The Evan Williams Experience brings you back in time to the start of the Kentucky Bourbon Industry with the pioneering distiller Evan Williams. The facility is located downtown along the historic “Whiskey Row” and takes you back in time with movies, recreations of saloons and speakeasies, and historic bourbon making equipment. At the end of the tour is a tasting room and plenty of items in the gift shops. Sorry kids, no tasting for you, except a bourbon ball.
Originally opened on Derby Day 1935 and reopened in 2014, the Stitzel - Weller Distillery describes itself as a “true Cathedral of the American Whiskey Industry.” We just say it is a really cool place with a great tour and delicious bourbon. But, certainly all those accolades work. Just five minutes from downtown Louisville, this tour gives you an up-close and personal look into Kentucky’s famous caramel colored beverage. Here you will get to learn about the bourbon making process, tour a rickhouse, learn about the importance of the grains and barrels and even step into Tom Bulleit’s office.
The Funky Side of Louisville . . .
“Jerry’s Junk” is the lifelong passion of collecting the odd, funny, nostalgic, practical, and unique for Jerry Lotz. His flagship collection sits in, and around, a house on a corner lot along US 60. To call this “junk” is a little harsh because Jerry’s collection is more a crazy myriad of antiques and fun memorabilia. While you can’t go inside you are encouraged to peer through the fence and if Jerry is around he just might invite you to get a close-up look in one of his other four houses. As he did with us. While we normally don’t follow strange men into unfamiliar dwellings when they say “come here I’ll show you something you’ve never seen before” we did this time. Jerry mentioned that his family and neighbors don’t always appreciate his collection but it definitely draws plenty of tourists and gawkers. And yes, Jerry says everything is for sale.
When my nieces and nephews found out there was a tattoo museum, they were finally jazzed about having a museum on their daily itinerary that was for them. There is nothing wrong with taking underage teenagers to a tattoo parlor if there is a museum – then it becomes educational. Charlie (and his late father) amassed a huge collection of tattoo history from old patterns, tattoo guns, pictures, and dyes. Unfortunately, not too much of it is on display due to this being a working tattoo parlor and limited space but from what one of the artists told us there is lots more to the collection. Call ahead to find out when Charlie is going to be there. Apparently he loves showing off his collection and may bring out more.
Across the river in Indiana is a candy shop that has been in business since 1891. While the candy is delicious, the displays of old jars, candy dispensers, tins, presses, and other memorabilia are another draw. We arrived just in time to witness the owners making their famous cinnamon red hots which is followed by a tasting of the warm candy hot out of the press. We spent a good while talking to the owners and browsing through their collection of candy memorabilia in the museum. They even had some memorabilia from my great-great grandfathers St.

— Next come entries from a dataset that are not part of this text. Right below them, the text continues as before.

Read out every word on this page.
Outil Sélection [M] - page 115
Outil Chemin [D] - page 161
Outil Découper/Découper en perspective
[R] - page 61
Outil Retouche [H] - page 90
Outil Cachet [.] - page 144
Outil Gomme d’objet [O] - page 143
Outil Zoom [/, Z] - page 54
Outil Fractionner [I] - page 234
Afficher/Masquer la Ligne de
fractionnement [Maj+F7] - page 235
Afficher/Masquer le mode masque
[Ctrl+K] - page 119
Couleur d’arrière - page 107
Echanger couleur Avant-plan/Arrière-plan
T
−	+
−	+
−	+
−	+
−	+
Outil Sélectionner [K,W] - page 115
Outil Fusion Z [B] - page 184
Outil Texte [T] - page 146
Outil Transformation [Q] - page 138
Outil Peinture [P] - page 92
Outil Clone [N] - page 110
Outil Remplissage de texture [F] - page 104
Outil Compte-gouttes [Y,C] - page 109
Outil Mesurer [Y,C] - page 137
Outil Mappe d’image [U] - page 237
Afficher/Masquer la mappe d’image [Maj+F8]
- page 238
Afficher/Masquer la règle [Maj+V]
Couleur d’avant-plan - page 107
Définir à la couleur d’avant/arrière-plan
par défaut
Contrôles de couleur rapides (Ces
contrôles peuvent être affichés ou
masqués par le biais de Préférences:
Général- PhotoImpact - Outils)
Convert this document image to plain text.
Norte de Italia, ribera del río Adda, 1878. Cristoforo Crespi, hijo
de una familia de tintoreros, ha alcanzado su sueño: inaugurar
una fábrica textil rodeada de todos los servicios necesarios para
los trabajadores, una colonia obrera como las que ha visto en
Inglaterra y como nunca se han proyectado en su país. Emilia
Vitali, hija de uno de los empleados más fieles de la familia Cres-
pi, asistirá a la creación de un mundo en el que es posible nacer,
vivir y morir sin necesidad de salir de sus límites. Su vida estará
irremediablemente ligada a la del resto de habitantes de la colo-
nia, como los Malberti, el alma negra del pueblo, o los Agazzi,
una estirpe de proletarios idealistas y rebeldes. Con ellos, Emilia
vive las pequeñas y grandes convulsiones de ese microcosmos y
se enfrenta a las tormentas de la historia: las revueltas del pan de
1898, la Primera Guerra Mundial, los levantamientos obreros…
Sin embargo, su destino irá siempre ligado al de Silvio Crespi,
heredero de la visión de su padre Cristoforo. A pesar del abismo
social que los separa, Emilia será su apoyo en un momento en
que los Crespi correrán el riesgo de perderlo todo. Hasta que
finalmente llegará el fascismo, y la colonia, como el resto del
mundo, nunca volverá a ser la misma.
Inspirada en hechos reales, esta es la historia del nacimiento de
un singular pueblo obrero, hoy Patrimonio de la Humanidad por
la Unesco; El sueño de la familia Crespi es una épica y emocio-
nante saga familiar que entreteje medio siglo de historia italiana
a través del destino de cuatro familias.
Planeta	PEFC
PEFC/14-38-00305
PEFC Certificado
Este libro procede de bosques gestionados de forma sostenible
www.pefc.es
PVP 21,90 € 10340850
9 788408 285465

Louis candy company, Busy Bee Candy Company. The old fashion soda fountain still serves traditional sodas and sundaes as well as lunch fare and homemade pies.
Where to Stay . . .
We opted to stay across the river in Indiana at the Louisville Metro KOA since it was close to all the downtown sights we wanted to see. The downside was the traffic associated with road construction and that the campground is essentially a glorified parking lot with short, tight sites very close together.
Yes, Louisville is a fun city. There is LOTS to do and see and we could not do it all. Our days were filled with adventure made all the more fun by spending it with my sister Lora and her three kids (Emma, Garrett, and Olivia) who were fun, easy-going, and kept us laughing and feeling young.
As for Spirit . . . she loved playing with the three energetic, dog-loving teenagers and didn't mind posing with Lewis and Clark at the Falls of the Ohio (where the duo first met to begin their journey westward with the Corps of Discovery).